Снова мама молчит. Агван бросил бабки, опять улегся под овчину.
Наконец протяжно заскрипела дверь. Бабушка! Агван прыгнул из-под овчины к ней:
– Бабушка, расскажи. Ты обещала.
Но бабушка молчит. Все молчат. Оказывается, мама умеет целоваться, ласковая! И не ругает его. Но почему молчит? Бабушка не говорит сказок. Что изменилось с той ночи?!
Попробовал снова бабки покидать. Их молчание мешает ему. Полез к бабушке на кровать, уселся с ней рядом, потянул за рукав.
– Бабушка, а бабушка?
Рядом, а не дозовешься. Да что же это? Он хочет есть, хочет согреться так, чтобы подмышки намокли.
Когда вернется отец? У брата Очира отец здесь. Но он без руки. Очир говорит, он потерял ее на войне. Как это потерял? А куда теряется зима? А куда исчезает снег? Спросить бы. Но мать молчит. Бабушка молчит. И он поэтому молчит. Почему бабушка молитву не читает?
Залаял Янгар. Незлой лай. Его пес так лает, когда люди идут. А вдруг отец? Он вскочил.
– Сани скрипят. К нам, видать! – мать обрадовалась.
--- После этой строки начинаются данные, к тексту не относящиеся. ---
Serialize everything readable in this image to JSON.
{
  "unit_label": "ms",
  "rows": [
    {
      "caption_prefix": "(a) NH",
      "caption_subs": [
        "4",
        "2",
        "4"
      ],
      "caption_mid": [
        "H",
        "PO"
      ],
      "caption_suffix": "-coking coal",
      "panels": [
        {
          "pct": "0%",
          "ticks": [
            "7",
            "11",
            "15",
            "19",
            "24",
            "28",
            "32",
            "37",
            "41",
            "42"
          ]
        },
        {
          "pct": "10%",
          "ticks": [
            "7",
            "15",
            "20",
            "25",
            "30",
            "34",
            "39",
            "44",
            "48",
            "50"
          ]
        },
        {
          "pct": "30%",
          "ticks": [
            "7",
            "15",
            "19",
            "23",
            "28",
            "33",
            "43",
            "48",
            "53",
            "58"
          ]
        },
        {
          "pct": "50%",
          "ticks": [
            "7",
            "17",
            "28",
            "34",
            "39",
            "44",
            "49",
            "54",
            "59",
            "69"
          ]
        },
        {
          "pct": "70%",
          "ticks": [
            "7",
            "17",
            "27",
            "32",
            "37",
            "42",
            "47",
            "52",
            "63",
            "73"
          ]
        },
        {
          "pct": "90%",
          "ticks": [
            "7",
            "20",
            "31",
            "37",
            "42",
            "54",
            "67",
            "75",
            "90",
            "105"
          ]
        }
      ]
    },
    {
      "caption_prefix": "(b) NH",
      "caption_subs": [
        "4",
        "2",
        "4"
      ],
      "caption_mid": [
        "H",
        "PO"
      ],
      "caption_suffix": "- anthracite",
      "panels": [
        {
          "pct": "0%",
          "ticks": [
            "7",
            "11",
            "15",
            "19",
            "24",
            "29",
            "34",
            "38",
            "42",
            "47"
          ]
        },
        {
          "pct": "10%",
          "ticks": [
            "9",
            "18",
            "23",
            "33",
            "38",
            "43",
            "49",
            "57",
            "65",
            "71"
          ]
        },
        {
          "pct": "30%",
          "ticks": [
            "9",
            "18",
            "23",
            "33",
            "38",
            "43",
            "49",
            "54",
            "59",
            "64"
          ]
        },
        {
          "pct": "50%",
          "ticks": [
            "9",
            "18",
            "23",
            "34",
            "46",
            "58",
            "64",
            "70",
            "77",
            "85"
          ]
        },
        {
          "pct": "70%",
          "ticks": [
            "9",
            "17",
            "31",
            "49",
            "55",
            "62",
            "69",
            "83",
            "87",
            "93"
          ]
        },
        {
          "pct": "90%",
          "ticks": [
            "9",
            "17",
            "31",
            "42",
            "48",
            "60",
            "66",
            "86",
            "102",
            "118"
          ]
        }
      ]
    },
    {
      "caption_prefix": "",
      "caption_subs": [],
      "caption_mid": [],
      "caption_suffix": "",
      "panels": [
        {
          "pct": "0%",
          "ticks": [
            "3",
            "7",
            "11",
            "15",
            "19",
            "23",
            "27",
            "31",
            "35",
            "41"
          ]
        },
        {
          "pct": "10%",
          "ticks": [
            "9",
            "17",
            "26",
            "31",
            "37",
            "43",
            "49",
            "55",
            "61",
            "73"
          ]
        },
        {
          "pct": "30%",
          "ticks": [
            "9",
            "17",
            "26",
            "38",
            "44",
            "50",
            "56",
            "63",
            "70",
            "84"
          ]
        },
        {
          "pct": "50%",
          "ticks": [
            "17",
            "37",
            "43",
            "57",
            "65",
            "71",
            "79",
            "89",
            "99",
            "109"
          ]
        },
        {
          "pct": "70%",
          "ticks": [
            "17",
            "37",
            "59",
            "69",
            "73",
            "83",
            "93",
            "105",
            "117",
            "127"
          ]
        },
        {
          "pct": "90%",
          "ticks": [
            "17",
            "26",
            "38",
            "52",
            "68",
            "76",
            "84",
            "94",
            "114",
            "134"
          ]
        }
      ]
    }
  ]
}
– Отец, это отец! – Он побежал к двери, но бабушка опередила его:
– Простудишься, – а сама раздетая выскочила, крикнула: – Зажги лампу, Дулма. С какими вестями приехали?
Агван прислушивался к быстрому говору людей, к храпу незнакомой лошади, к скрипу снега. Отец? Но голоса были женские. Отец прискачет на коне – один!
Крикнула бабушка на Янгара, Янгар обиженно взвизгнул.
В дверях – тетя Бальжит, председатель колхоза. Огромная, как дядька. Рядом с ней все маленькие, даже мама. И голос у нее грубый: скажет слово, в ушах грохочет. Топает, снег счищает. Из-за нее выглянула женщина, тете Бальжит до плеча. Странная какая! Глаза из под платка – две светлые льдинки. Женщина застыла у косяка двери. К ней жмется мальчишка его роста, укутанный с ног до головы.
Агван шею вытянул, но разглядеть толком не смог. Вдруг веселый огонек взлетел в стекле – наконец-то мама зажгла лампу! Агван удивился: что это она так раскраснелась, смеется. Это, наверное, из-за тети Бальжит: всем весело, где она, и все её слушаются. У неё три сына, а муж погиб – знает Агван. Он прислушивается, а понятьять, что громко говорит тетя Бальжит, не может. Бросила дэгэл на бабушкину койку, начала чужую тетю раздевать. А потом принялась за мальчика. Шаль, платки… И вдруг девчонка. Таких и не видал никогда. Волосы желтые, на солому похожи, щеки впалые, бледные, глазa тоже льдинки, как у незнакомой тети. Тетя Бальжит подходит к нему.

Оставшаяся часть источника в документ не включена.